[Numpy-discussion] bug in genfromtxt for python 3.2

Wed Mar 30 14:12:18 EDT 2011

On Wed, Mar 30, 2011 at 7:37 PM, Matthew Brett <matthew.brett at gmail.com> wrote:
> Hi,
>
> On Wed, Mar 30, 2011 at 10:02 AM, Ralf Gommers
> <ralf.gommers at googlemail.com> wrote:
>> On Wed, Mar 30, 2011 at 3:39 AM, Matthew Brett <matthew.brett at gmail.com> wrote:
>>> Hi,
>>>
>>> On Mon, Mar 28, 2011 at 11:29 PM,  <josef.pktd at gmail.com> wrote:
>>>> numpy/lib/test_io.py    only uses StringIO in the test, no actual csv file
>>>>
>>>> If I give the filename than I get a  TypeError: Can't convert 'bytes'
>>>> object to str implicitly
>>>>
>>>>
>>>> from the statsmodels mailing list example
>>>>
>>>>>>>> data = recfromtxt(open('./star98.csv', "U"), delimiter=",", skip_header=1, dtype=float)
>>>>> Traceback (most recent call last):
>>>>>  File "<pyshell#30>", line 1, in <module>
>>>>>    data = recfromtxt(open('./star98.csv', "U"), delimiter=",",
>>>>> skip_header=1, dtype=float)
>>>>>  File "C:\Programs\Python32\lib\site-packages\numpy\lib\npyio.py",
>>>>> line 1633, in recfromtxt
>>>>>    output = genfromtxt(fname, **kwargs)
>>>>>  File "C:\Programs\Python32\lib\site-packages\numpy\lib\npyio.py",
>>>>> line 1181, in genfromtxt
>>>>>    first_values = split_line(first_line)
>>>>>  File "C:\Programs\Python32\lib\site-packages\numpy\lib\_iotools.py",
>>>>> line 206, in _delimited_splitter
>>>>>    line = line.split(self.comments)[0].strip(asbytes(" \r\n"))
>>>>> TypeError: Can't convert 'bytes' object to str implicitly
>>>
>>> Is the right fix for this to open a 'filename' passed to genfromtxt,
>>> as 'binary' (bytes)?
>>>
>>> If so I will submit a pull request with a fix and a test,
>>
>> Seems to work and is what was intended I think, see Pauli's
>> changes/notes in commit 0f2e7db0.
>>
>> This is ticket #1607 by the way.
>
> Thanks for making a ticket.  I've submitted a pull request for the fix
> and linked to it from the ticket.
>
> The reason I asked whether this was the correct fix was:
>
> imagine I'm working with a non-latin default encoding, and I've opened a file:
>
> fobj = open('my_nonlatin.txt', 'rt')
>
> in python 3.2.  That might contain numbers and non-latin text.   I
> can't pass that into 'genfromtxt' because it will give me this error
> above.  I can pass it is as binary but then I'll get garbled text.

I admit the string/bytes thing is still a little confusing to me, but
isn't that always going to be a problem (even with python 2.x)?
There's no way for genfromtxt to know what the encoding of an
arbitrary file is.

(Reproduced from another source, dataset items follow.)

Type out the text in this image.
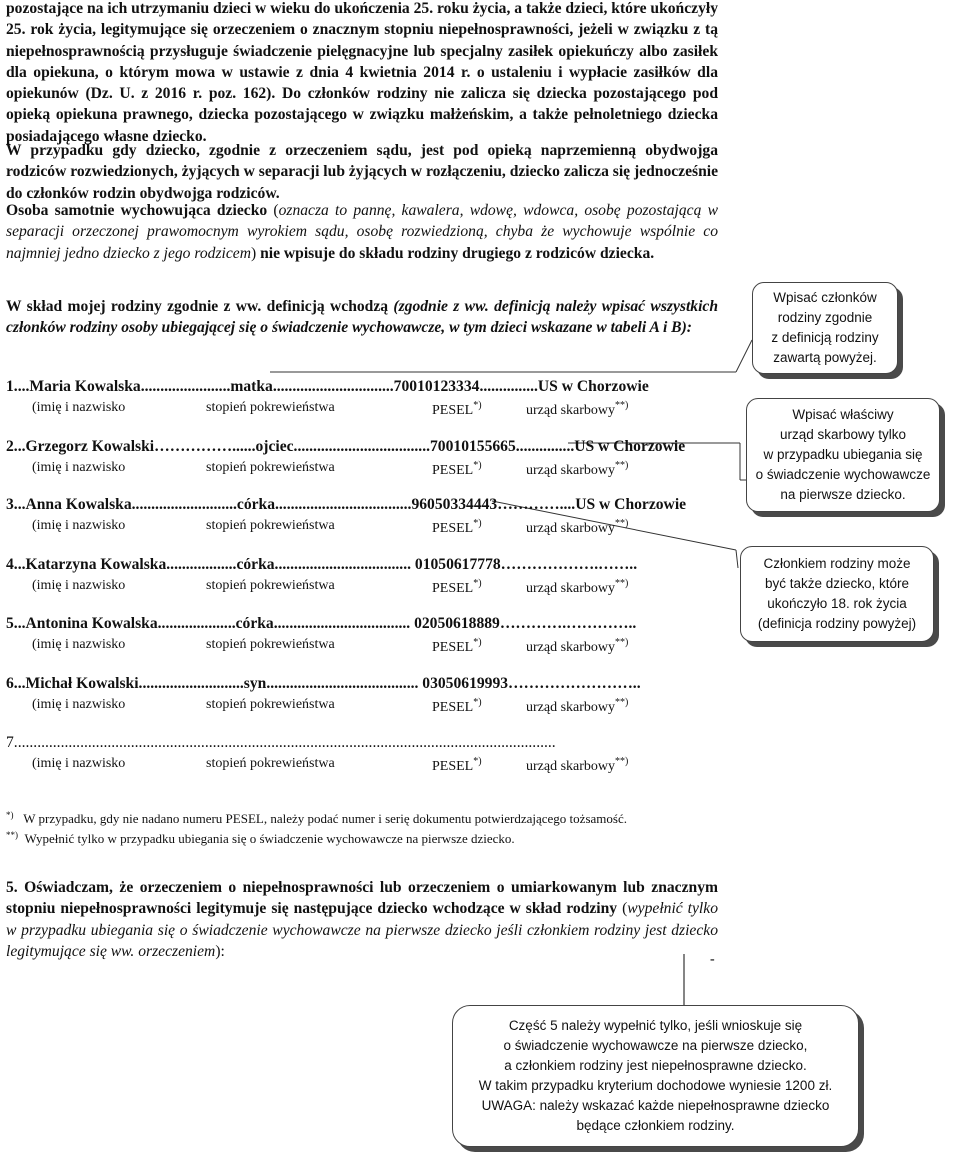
pozostające na ich utrzymaniu dzieci w wieku do ukończenia 25. roku życia, a także dzieci, które ukończyły 25. rok życia, legitymujące się orzeczeniem o znacznym stopniu niepełnosprawności, jeżeli w związku z tą niepełnosprawnością przysługuje świadczenie pielęgnacyjne lub specjalny zasiłek opiekuńczy albo zasiłek dla opiekuna, o którym mowa w ustawie z dnia 4 kwietnia 2014 r. o ustaleniu i wypłacie zasiłków dla opiekunów (Dz. U. z 2016 r. poz. 162). Do członków rodziny nie zalicza się dziecka pozostającego pod opieką opiekuna prawnego, dziecka pozostającego w związku małżeńskim, a także pełnoletniego dziecka posiadającego własne dziecko.

W przypadku gdy dziecko, zgodnie z orzeczeniem sądu, jest pod opieką naprzemienną obydwojga rodziców rozwiedzionych, żyjących w separacji lub żyjących w rozłączeniu, dziecko zalicza się jednocześnie do członków rodzin obydwojga rodziców.

Osoba samotnie wychowująca dziecko (oznacza to pannę, kawalera, wdowę, wdowca, osobę pozostającą w separacji orzeczonej prawomocnym wyrokiem sądu, osobę rozwiedzioną, chyba że wychowuje wspólnie co najmniej jedno dziecko z jego rodzicem) nie wpisuje do składu rodziny drugiego z rodziców dziecka.

W skład mojej rodziny zgodnie z ww. definicją wchodzą (zgodnie z ww. definicją należy wpisać wszystkich członków rodziny osoby ubiegającej się o świadczenie wychowawcze, w tym dzieci wskazane w tabeli A i B):

1....Maria Kowalska.......................matka...............................70010123334...............US w Chorzowie
(imię i nazwisko	stopień pokrewieństwa	PESEL*)	urząd skarbowy**)
2...Grzegorz Kowalski……………......ojciec...................................70010155665...............US w Chorzowie
(imię i nazwisko	stopień pokrewieństwa	PESEL*)	urząd skarbowy**)
3...Anna Kowalska...........................córka...................................96050334443…………....US w Chorzowie
(imię i nazwisko	stopień pokrewieństwa	PESEL*)	urząd skarbowy**)
4...Katarzyna Kowalska..................córka................................... 01050617778……………….……..
(imię i nazwisko	stopień pokrewieństwa	PESEL*)	urząd skarbowy**)
5...Antonina Kowalska....................córka................................... 02050618889………….…………..
(imię i nazwisko	stopień pokrewieństwa	PESEL*)	urząd skarbowy**)
6...Michał Kowalski...........................syn....................................... 03050619993……………………..
(imię i nazwisko	stopień pokrewieństwa	PESEL*)	urząd skarbowy**)
7...........................................................................................................................................
(imię i nazwisko	stopień pokrewieństwa	PESEL*)	urząd skarbowy**)
*) W przypadku, gdy nie nadano numeru PESEL, należy podać numer i serię dokumentu potwierdzającego tożsamość.
**) Wypełnić tylko w przypadku ubiegania się o świadczenie wychowawcze na pierwsze dziecko.

5. Oświadczam, że orzeczeniem o niepełnosprawności lub orzeczeniem o umiarkowanym lub znacznym stopniu niepełnosprawności legitymuje się następujące dziecko wchodzące w skład rodziny (wypełnić tylko w przypadku ubiegania się o świadczenie wychowawcze na pierwsze dziecko jeśli członkiem rodziny jest dziecko legitymujące się ww. orzeczeniem):	-
Wpisać członków
rodziny zgodnie
z definicją rodziny
zawartą powyżej.
Wpisać właściwy
urząd skarbowy tylko
w przypadku ubiegania się
o świadczenie wychowawcze
na pierwsze dziecko.
Członkiem rodziny może
być także dziecko, które
ukończyło 18. rok życia
(definicja rodziny powyżej)
Część 5 należy wypełnić tylko, jeśli wnioskuje się
o świadczenie wychowawcze na pierwsze dziecko,
a członkiem rodziny jest niepełnosprawne dziecko.
W takim przypadku kryterium dochodowe wyniesie 1200 zł.
UWAGA: należy wskazać każde niepełnosprawne dziecko
będące członkiem rodziny.
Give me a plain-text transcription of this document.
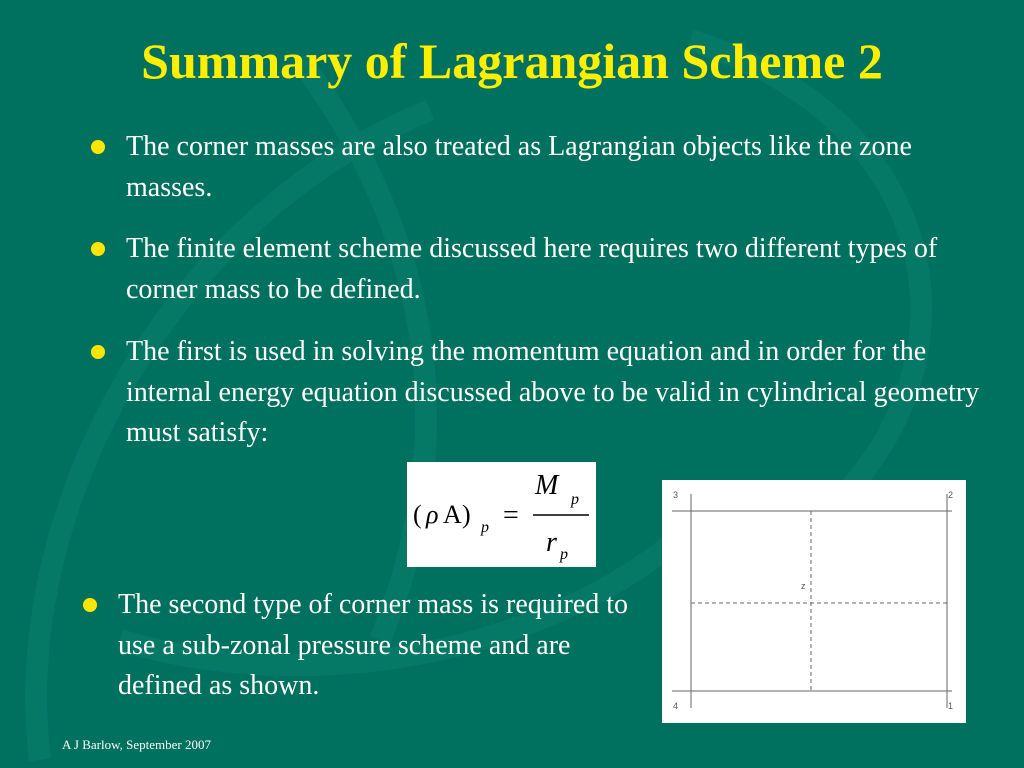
Summary of Lagrangian Scheme 2
The corner masses are also treated as Lagrangian objects like the zone masses.
The finite element scheme discussed here requires two different types of corner mass to be defined.
The first is used in solving the momentum equation and in order for the internal energy equation discussed above to be valid in cylindrical geometry must satisfy:
( ρ A ) p =
M p
r p
The second type of corner mass is required to use a sub-zonal pressure scheme and are defined as shown.
3	2
4	1
z
A J Barlow, September 2007
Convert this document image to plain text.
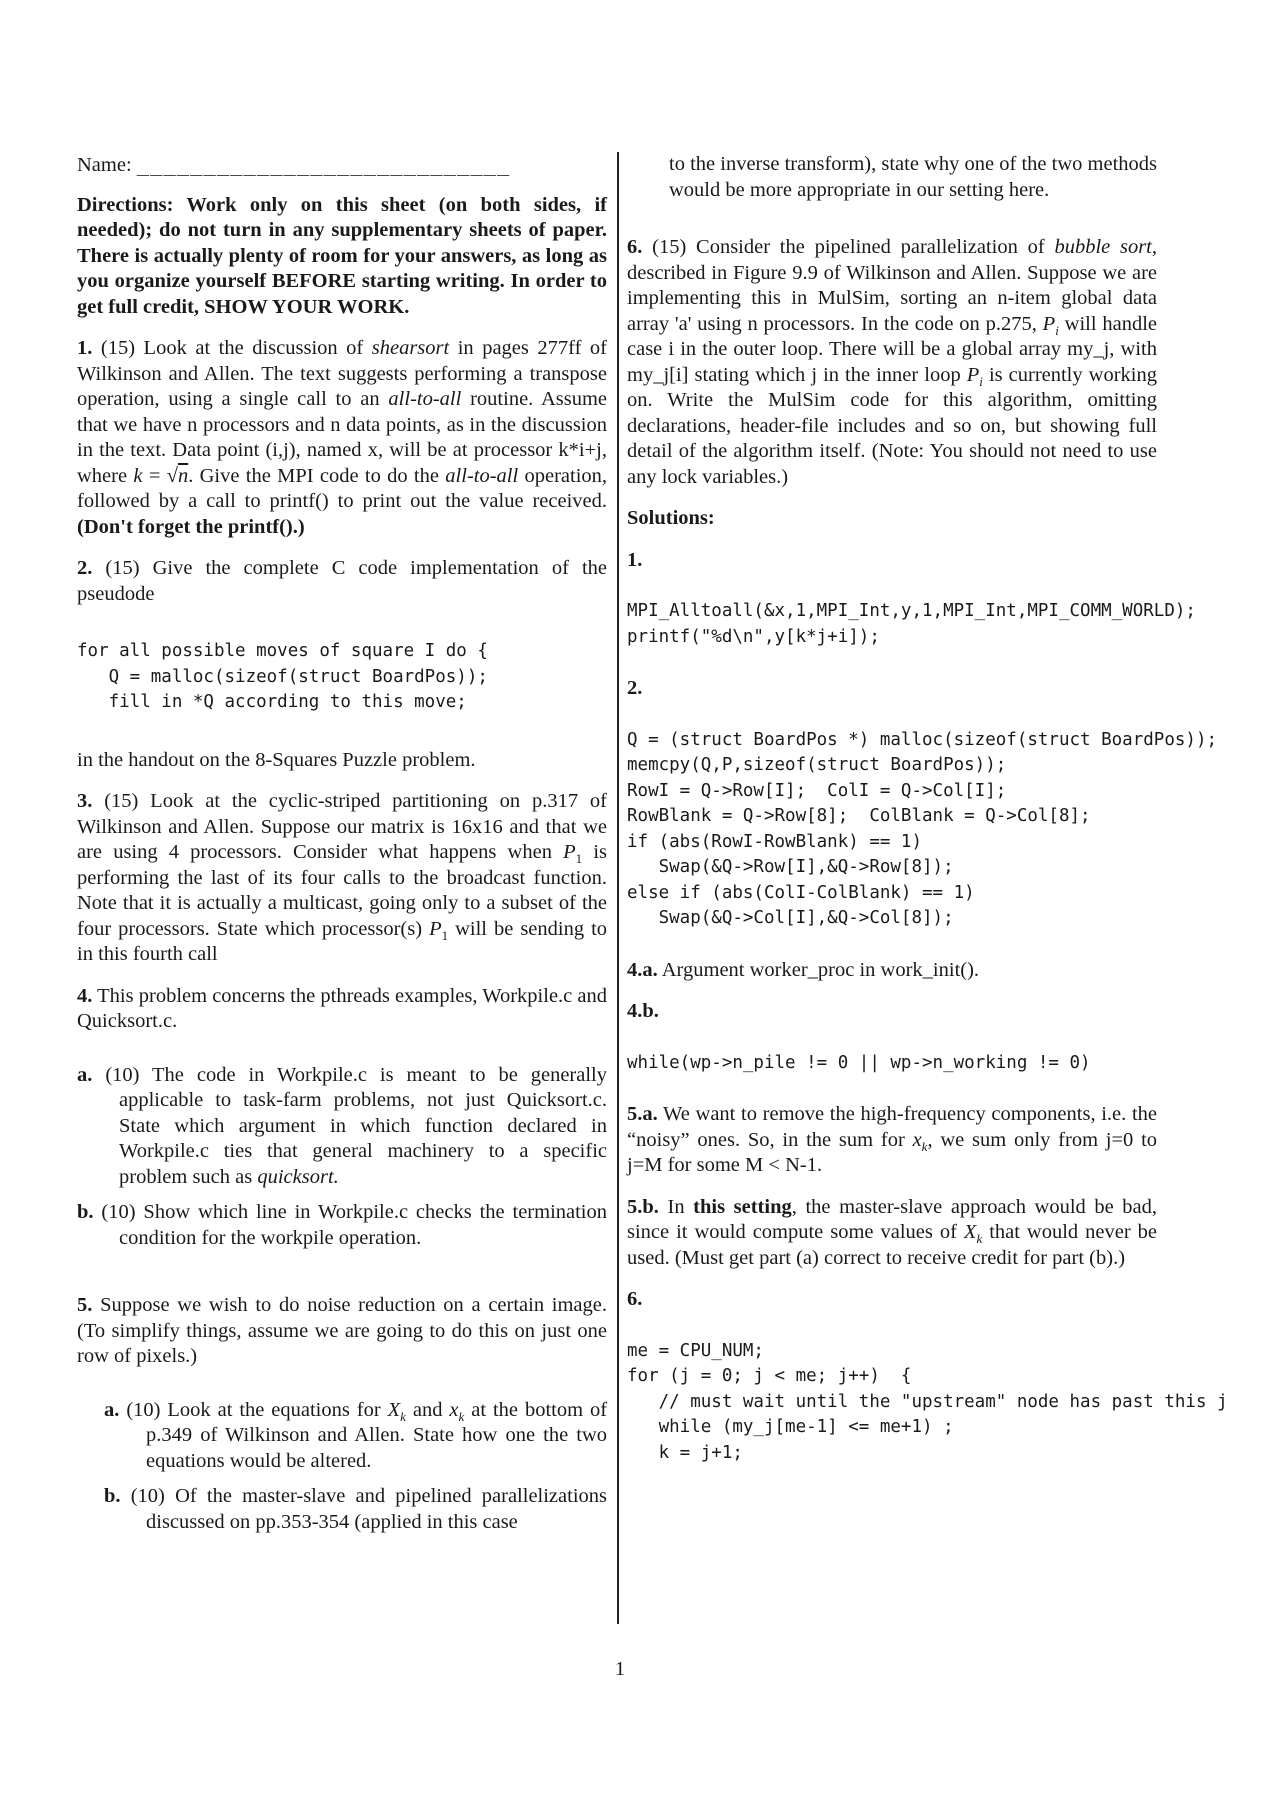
Name: ____________________________

Directions: Work only on this sheet (on both sides, if needed); do not turn in any supplementary sheets of paper. There is actually plenty of room for your answers, as long as you organize yourself BEFORE starting writing. In order to get full credit, SHOW YOUR WORK.

1. (15) Look at the discussion of shearsort in pages 277ff of Wilkinson and Allen. The text suggests performing a transpose operation, using a single call to an all-to-all routine. Assume that we have n processors and n data points, as in the discussion in the text. Data point (i,j), named x, will be at processor k*i+j, where k = √n. Give the MPI code to do the all-to-all operation, followed by a call to printf() to print out the value received. (Don't forget the printf().)

2. (15) Give the complete C code implementation of the pseudode

for all possible moves of square I do {
Q = malloc(sizeof(struct BoardPos));
fill in *Q according to this move;

in the handout on the 8-Squares Puzzle problem.

3. (15) Look at the cyclic-striped partitioning on p.317 of Wilkinson and Allen. Suppose our matrix is 16x16 and that we are using 4 processors. Consider what happens when $P_1$ is performing the last of its four calls to the broadcast function. Note that it is actually a multicast, going only to a subset of the four processors. State which processor(s) $P_1$ will be sending to in this fourth call

4. This problem concerns the pthreads examples, Workpile.c and Quicksort.c.

a. (10) The code in Workpile.c is meant to be generally applicable to task-farm problems, not just Quicksort.c. State which argument in which function declared in Workpile.c ties that general machinery to a specific problem such as quicksort.

b. (10) Show which line in Workpile.c checks the termination condition for the workpile operation.

5. Suppose we wish to do noise reduction on a certain image. (To simplify things, assume we are going to do this on just one row of pixels.)

a. (10) Look at the equations for $X_k$ and $x_k$ at the bottom of p.349 of Wilkinson and Allen. State how one the two equations would be altered.

b. (10) Of the master-slave and pipelined parallelizations discussed on pp.353-354 (applied in this case

to the inverse transform), state why one of the two methods would be more appropriate in our setting here.

6. (15) Consider the pipelined parallelization of bubble sort, described in Figure 9.9 of Wilkinson and Allen. Suppose we are implementing this in MulSim, sorting an n-item global data array 'a' using n processors. In the code on p.275, $P_i$ will handle case i in the outer loop. There will be a global array my_j, with my_j[i] stating which j in the inner loop $P_i$ is currently working on. Write the MulSim code for this algorithm, omitting declarations, header-file includes and so on, but showing full detail of the algorithm itself. (Note: You should not need to use any lock variables.)

Solutions:

1.

MPI_Alltoall(&x,1,MPI_Int,y,1,MPI_Int,MPI_COMM_WORLD);
printf("%d\n",y[k*j+i]);

2.

Q = (struct BoardPos *) malloc(sizeof(struct BoardPos));
memcpy(Q,P,sizeof(struct BoardPos));
RowI = Q->Row[I];  ColI = Q->Col[I];
RowBlank = Q->Row[8];  ColBlank = Q->Col[8];
if (abs(RowI-RowBlank) == 1)
Swap(&Q->Row[I],&Q->Row[8]);
else if (abs(ColI-ColBlank) == 1)
Swap(&Q->Col[I],&Q->Col[8]);

4.a. Argument worker_proc in work_init().

4.b.

while(wp->n_pile != 0 || wp->n_working != 0)

5.a. We want to remove the high-frequency components, i.e. the “noisy” ones. So, in the sum for $x_k$, we sum only from j=0 to j=M for some M < N-1.

5.b. In this setting, the master-slave approach would be bad, since it would compute some values of $X_k$ that would never be used. (Must get part (a) correct to receive credit for part (b).)

6.

me = CPU_NUM;
for (j = 0; j < me; j++)  {
// must wait until the "upstream" node has past this j
while (my_j[me-1] <= me+1) ;
k = j+1;
1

So your choices are garbled text or an error.
Garbled text is better.

It may help to explicitly say in the docstring that this is an ASCII
routine (as it does in the source code).

Ralf

> Should those functions also allow unicode-providing files (perhaps
> with binary as default for speed)?